Viewpoint
As the telecom industry races to provide products and services that improve home Wi-Fi network speed and coverage for consumers, the Dutch tech company Gamgee designed a solution that (remotely) upgrades routers, gateways and home nodes of various vendors and chipsets into mesh nodes.
Poor Wi-Fi performance and insufficient network coverage are some of the biggest pain points in consumers’ smart homes. As the internet and data consumption at home is growing exponentially, an increasing number of consumers encounter difficulties with poor network connectivity and troublesome installation and operation of their smart devices.
The new smart age triggers issues that inspire the emergence of brand new solutions.
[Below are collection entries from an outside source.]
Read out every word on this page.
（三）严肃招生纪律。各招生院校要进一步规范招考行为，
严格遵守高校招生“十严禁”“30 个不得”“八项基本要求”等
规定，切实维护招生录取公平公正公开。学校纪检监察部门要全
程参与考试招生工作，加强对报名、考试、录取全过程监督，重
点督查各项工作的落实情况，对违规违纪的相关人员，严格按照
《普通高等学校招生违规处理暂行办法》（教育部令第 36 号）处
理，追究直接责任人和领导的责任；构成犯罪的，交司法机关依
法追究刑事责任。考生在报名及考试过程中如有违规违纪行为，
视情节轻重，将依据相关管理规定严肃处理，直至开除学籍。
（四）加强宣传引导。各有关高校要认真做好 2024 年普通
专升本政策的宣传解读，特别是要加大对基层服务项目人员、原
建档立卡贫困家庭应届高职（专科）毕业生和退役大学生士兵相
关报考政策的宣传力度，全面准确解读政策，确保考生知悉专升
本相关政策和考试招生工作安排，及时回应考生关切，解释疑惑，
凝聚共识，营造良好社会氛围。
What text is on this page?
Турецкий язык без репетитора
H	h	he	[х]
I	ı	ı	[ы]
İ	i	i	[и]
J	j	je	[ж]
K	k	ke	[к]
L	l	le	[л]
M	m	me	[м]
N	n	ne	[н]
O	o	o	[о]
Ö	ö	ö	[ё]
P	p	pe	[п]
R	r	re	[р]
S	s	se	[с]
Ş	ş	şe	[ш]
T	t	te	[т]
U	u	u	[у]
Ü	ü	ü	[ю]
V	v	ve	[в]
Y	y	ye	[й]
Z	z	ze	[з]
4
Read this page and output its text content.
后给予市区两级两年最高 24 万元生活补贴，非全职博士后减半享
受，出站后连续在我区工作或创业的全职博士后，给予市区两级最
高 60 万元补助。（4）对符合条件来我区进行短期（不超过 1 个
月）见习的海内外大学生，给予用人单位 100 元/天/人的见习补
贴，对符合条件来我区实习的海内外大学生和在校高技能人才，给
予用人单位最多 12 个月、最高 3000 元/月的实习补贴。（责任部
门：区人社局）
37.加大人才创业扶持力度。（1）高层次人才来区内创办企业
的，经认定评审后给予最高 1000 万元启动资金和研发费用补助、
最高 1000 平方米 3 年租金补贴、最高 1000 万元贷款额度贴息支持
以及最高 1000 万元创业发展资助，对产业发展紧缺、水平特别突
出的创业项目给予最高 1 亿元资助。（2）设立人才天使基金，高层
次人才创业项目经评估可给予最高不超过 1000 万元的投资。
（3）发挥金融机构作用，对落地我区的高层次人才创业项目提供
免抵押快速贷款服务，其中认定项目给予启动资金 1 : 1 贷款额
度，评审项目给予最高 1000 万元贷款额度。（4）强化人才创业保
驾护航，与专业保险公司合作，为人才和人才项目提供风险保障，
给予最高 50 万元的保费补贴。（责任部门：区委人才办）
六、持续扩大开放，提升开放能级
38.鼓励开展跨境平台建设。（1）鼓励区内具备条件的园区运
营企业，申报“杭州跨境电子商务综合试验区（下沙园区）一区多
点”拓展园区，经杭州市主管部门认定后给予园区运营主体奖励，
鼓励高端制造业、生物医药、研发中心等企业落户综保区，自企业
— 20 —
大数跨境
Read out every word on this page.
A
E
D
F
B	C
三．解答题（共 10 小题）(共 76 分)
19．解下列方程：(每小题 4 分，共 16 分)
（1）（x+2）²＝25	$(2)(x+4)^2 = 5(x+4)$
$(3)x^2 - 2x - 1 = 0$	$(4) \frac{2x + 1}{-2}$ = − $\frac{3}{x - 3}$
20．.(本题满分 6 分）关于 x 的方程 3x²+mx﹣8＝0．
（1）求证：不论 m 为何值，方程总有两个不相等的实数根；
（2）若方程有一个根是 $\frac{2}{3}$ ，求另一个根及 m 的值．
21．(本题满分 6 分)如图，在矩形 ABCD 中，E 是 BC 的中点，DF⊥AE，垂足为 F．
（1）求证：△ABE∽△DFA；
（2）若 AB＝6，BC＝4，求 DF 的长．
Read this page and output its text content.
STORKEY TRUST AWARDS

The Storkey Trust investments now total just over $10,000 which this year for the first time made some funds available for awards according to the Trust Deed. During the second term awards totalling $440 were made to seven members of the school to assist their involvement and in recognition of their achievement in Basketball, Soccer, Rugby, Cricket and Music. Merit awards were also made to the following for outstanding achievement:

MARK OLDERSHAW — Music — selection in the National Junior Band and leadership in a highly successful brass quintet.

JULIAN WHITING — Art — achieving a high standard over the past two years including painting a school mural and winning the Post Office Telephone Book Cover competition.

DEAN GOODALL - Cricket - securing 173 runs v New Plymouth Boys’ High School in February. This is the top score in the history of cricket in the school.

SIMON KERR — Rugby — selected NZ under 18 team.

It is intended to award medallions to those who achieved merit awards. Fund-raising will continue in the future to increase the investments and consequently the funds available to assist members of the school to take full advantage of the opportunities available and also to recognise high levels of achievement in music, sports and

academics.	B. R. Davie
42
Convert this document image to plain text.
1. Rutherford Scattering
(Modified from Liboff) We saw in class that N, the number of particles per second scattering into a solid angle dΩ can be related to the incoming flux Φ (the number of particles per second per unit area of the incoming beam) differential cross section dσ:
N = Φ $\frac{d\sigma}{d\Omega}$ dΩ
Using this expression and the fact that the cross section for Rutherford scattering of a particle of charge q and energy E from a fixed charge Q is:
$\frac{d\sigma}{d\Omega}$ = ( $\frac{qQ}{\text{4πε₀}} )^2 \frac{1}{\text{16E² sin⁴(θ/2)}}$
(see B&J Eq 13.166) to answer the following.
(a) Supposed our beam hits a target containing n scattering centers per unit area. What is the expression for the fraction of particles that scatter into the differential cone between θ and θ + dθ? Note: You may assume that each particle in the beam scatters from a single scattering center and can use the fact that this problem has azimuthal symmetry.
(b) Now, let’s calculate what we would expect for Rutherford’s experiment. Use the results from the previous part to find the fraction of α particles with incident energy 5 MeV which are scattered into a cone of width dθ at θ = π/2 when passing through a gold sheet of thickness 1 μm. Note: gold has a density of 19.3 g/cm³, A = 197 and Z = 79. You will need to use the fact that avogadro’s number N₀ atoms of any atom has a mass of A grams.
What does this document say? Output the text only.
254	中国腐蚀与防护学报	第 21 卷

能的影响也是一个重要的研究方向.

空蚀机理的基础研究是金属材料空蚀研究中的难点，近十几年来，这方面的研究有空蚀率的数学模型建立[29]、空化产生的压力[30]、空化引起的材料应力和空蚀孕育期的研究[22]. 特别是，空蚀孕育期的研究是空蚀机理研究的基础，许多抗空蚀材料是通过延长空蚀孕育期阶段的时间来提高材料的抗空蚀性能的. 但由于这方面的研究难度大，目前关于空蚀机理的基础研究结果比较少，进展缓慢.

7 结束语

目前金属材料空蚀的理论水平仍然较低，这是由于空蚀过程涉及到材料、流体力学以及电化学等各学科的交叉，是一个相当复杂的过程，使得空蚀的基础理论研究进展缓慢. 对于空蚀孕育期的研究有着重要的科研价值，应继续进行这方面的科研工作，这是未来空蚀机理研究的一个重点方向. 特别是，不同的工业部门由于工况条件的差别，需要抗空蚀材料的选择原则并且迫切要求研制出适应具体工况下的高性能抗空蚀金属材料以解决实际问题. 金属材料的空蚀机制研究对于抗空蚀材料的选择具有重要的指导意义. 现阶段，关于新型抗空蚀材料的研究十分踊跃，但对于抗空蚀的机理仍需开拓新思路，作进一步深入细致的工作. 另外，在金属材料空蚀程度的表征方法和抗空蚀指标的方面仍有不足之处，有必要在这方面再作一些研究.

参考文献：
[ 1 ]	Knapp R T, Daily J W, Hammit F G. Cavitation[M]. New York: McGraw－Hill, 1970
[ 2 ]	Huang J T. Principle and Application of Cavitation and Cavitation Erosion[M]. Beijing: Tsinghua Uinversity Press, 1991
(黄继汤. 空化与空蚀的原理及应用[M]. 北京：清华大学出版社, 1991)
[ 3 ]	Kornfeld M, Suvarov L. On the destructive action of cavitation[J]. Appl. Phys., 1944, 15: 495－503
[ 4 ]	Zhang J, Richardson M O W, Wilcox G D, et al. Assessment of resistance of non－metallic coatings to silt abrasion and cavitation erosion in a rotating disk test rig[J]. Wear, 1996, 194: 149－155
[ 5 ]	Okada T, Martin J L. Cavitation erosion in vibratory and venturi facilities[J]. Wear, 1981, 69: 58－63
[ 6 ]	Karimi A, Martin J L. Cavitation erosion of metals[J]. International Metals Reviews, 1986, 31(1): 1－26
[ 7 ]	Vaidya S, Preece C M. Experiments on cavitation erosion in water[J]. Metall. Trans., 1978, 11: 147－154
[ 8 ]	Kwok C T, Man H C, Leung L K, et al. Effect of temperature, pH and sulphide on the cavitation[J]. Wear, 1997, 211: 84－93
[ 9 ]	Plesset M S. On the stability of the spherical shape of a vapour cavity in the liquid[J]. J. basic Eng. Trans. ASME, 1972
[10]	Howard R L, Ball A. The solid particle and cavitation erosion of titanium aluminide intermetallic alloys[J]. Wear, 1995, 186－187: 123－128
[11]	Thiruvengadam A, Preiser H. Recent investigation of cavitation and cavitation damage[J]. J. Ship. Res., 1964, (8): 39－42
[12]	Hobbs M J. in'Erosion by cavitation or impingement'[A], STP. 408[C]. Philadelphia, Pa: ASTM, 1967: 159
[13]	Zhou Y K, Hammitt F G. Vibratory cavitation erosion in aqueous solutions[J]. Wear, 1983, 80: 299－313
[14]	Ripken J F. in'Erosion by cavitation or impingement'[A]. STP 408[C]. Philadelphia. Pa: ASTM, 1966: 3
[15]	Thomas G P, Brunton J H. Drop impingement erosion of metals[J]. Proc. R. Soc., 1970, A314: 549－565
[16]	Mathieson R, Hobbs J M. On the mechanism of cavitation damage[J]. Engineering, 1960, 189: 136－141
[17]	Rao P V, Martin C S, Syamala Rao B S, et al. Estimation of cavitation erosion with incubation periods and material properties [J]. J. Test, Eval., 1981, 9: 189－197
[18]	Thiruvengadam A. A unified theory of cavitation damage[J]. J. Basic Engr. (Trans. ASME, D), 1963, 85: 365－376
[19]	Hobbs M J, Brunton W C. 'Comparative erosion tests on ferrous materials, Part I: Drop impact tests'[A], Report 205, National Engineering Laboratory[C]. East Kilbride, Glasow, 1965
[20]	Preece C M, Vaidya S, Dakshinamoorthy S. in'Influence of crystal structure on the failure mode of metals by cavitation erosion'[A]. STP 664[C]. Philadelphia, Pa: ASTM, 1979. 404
Over the past years, we have witnessed an influx of new products on the market that promise better connectivity and digital experience for consumers at home, from extenders and signal repeaters to the latest networking technology known as Mesh. Mesh – yet still not quite popularized – is an integrated home network that consists of multiple separate network nodes, each acting as an individual router. Once efficiently located around the house, consumers are supposed to get better network speed and coverage in every corner of their household.
The Mesh market potential is currently being compared to that of a gold mine with an estimated growth to US$ 6 billion by 2026. Suprisingly, the current uptake of Mesh by consumers has yet been slow. Studies has shown that despite the fact that 40% of consumers are interested in improving their home Wi-Fi, only 4% adopt a Mesh solution. What is behind this?
Working with broadband and wireless consumers for several decades, Paul Hendriks – the former CTO and CIO of market leader Ziggo in Netherlands and now CEO and co-founder of Gamgee – estimates that the key to success is to first listen to consumers’ actual needs and then offer a tailored solution.
“A lot of operators and hardware/chipset vendors assume that all consumers need is a better network speed and coverage. And they are not wrong. But there is much more to it than that,” explains Paul.
“Consumers also want a smooth, effortless and protected interaction with their smart home ecosystem. They simply want it to work – and quite often it doesn’t.”
The major problem Paul sees in the contemporary mesh solutions is that they are tied to one vendor whose unique chipset standards make it, purposely or not, difficult to establish interaction with other devices of different vendors and chipset standards, or even with new products from the same vendor.
“Claiming the whole area of a consumer’s smart home by one vendor may look like a smart business move, but it isn’t – by nature, this works against a consumer who wants to have the liberty to opt for a solution or a service of the best fit and value. The current monopolisation of smart homes pushes consumers to purchase devices of a specific brand just to make their smart home function properly – and their life easier,” illustrates Paul.
Releasing the vendor lock-in and enabling interoperability is according to Paul the imminent step in the evolution of smart homes. And so he decided to lead the change.
Together with his Amsterdam-based Gamgee team, Paul created PureMesh – a software solution that upgrades home routers, gateways and extenders into enterprise-grade mesh nodes, granting them the ability to communicate and interact with all connected devices on the consumer’s network – regardless of the vendor, chipset or access technology.
PureMesh changes the contemporary mesh paradigm by enabling networks that consist of multi-vendor and chipset devices yet manageable and operable from one place in a mobile app.
“The solution is unlike any other mesh solution on the market as it is software-only, deployable remotely on any hardware – new or already installed in a consumer’s home, and allows synchronisation of various chipset models and prototypes,” adds Paul.